Addictions may be associated with an imbalance between different reward types. The compatibility of the task reward in research with the abused commodity will determine changes in the brain reward system.
There are clear perturbations in dopamine transmission.
The relative potency of drugs of abuse
There are dissociations in the processing of natural rewards and drug rewards. Treatments for addiction need not necessarily induce reductions in naturally rewarded behaviours.
Active ingredients
Drug-induced stimulation of dopamine transmission is exogenous. Pavlovian processes are pervasive in drug addiction. Comparable Pavlovian processes seem to occur in gambling behaviour.
Many people with gambling disorder retrospectively describe receiving major payouts in the first few times that they ever gambled. These wins constitute profound positive prediction errors that will activate the neural machinery of reinforcement learning.
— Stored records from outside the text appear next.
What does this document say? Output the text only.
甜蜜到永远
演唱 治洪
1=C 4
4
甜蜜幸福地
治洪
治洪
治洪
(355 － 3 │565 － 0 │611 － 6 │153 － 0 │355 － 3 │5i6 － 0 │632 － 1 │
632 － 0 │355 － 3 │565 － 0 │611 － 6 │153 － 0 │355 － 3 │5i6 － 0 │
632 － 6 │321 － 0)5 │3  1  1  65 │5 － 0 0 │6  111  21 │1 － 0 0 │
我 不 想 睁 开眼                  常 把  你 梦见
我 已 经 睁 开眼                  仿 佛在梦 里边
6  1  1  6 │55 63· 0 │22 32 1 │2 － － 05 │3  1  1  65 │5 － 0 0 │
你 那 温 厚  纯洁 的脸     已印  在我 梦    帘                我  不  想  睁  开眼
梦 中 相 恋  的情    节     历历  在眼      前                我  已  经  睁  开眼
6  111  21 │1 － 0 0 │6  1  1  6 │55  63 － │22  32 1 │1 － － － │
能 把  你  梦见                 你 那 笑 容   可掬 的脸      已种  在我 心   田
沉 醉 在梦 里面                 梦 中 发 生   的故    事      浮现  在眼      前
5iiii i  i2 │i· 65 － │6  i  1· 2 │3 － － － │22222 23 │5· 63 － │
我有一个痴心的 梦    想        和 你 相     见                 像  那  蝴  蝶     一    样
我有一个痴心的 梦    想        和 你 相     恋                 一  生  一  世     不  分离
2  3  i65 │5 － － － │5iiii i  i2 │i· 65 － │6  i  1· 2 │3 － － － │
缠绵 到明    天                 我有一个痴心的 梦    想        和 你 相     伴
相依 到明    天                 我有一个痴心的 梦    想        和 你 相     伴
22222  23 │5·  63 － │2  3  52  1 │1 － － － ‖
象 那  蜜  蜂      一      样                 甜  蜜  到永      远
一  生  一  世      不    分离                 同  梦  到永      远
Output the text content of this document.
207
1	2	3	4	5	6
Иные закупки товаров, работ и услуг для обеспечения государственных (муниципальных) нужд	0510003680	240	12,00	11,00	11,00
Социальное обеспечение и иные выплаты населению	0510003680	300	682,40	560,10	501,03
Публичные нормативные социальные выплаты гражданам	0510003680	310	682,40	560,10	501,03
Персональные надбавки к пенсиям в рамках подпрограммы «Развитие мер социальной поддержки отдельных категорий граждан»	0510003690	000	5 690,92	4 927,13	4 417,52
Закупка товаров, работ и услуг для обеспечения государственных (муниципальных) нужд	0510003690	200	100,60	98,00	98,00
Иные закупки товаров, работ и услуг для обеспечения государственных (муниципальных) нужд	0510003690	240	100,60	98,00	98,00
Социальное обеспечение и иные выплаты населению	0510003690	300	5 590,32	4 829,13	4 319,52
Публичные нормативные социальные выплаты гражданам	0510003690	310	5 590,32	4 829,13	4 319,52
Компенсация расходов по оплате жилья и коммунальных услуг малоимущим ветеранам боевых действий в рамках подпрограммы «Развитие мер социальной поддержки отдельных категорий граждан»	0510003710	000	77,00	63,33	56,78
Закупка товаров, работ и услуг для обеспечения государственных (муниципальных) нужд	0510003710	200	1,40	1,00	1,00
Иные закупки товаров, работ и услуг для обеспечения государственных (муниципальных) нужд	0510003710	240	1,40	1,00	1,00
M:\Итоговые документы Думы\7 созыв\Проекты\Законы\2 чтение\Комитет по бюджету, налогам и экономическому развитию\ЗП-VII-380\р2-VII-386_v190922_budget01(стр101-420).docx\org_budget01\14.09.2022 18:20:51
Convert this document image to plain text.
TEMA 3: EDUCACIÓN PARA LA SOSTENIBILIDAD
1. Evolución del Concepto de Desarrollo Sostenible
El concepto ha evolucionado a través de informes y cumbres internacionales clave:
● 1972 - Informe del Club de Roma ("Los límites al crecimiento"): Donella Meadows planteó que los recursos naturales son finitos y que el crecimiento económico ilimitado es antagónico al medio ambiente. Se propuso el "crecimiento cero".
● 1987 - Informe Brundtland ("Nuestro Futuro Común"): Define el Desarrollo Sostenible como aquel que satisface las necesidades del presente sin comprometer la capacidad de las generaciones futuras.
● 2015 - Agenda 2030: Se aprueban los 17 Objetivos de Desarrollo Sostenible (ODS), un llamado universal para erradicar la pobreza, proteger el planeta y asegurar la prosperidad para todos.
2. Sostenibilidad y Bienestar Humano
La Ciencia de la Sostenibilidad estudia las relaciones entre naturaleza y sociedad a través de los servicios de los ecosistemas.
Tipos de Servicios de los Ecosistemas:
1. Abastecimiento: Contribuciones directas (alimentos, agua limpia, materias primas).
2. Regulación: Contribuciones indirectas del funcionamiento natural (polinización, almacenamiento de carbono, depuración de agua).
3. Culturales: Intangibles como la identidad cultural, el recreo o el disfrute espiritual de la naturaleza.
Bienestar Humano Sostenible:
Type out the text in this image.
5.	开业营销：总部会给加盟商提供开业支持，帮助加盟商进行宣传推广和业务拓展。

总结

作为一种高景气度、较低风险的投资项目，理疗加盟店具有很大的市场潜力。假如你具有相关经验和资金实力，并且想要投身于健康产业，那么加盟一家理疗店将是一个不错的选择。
There is a asymmetry between appetitive and aversive outcomes. Financial gains promote straightforward learning acquisition. Financial losses do not trigger simple unlearning. They may promote specific instances of learning. The explaining away of losses in a manner that does not erode the player’s belief in his/her ability to win is state splitting.
Drugs of abuse are quantitatively more potent than natural rewards. Behaviour addictions may require an added ingredient. These ingredients are: 1) Decision uncertainty, learning from prediction errors only occurs in uncertain environments 2) The potential for bivalent outcomes (gains and losses).
Gambling-related cognitive distortions
Humans display a number of systematic errors in processing under conditions of chance, which come to the force in gambling games and are known as gambling-related cognitive distortions.
Two classes of distortion are: 1) The illusion of control, irrelevant features of a game that create a sense that one is developing some kind of skill over an outcome that is in fact determined by change alone. 2) The gambler’s fallacy, following a run of the same outcome, players typically predict that the other outcome will occur next.
Other specific phenomena within gambling games can be considered under the rubric of these two effects.
Most forms of gambling deliver near misses, outcomes that are perceived as having been close to a win, but that are in fact objective losses. They are perceived more aversive than complete misses, but increase the desire to continue the game. Given that near misses in skill-based games convey useful signals of skill acquisition, they may fuel the illusion of control. They may also feed into the processing of outcome sequences, by breaking up a perceived streak of losses. They increase the neural signal in brain reward circuitry, the insula.
There might be causal involvement of the insula in the two cognitive effects in gambling.
One dominant account of insula function is its role in interception. Gambling is intensely physiologically arousing. The insula might represent a gateway between the subcortical reward system and the prefrontal system responsible for decision making and inhibitory control.
Future behavioural addictions
If choice uncertainty or cognitive distortions play a key role in driving the neural circuitry that ordinarily underpins reinforcement learning and compensation for the lack of exogenous drug stimulation, then it is possible that only a finite number of behaviours will have the capability ot be addictive.
Obesity and binge eating
There are comparable phenomena for drug self-administration and food rewards in experimental animals. There is a similar profile in the brain with drug addiction and gambling disorder.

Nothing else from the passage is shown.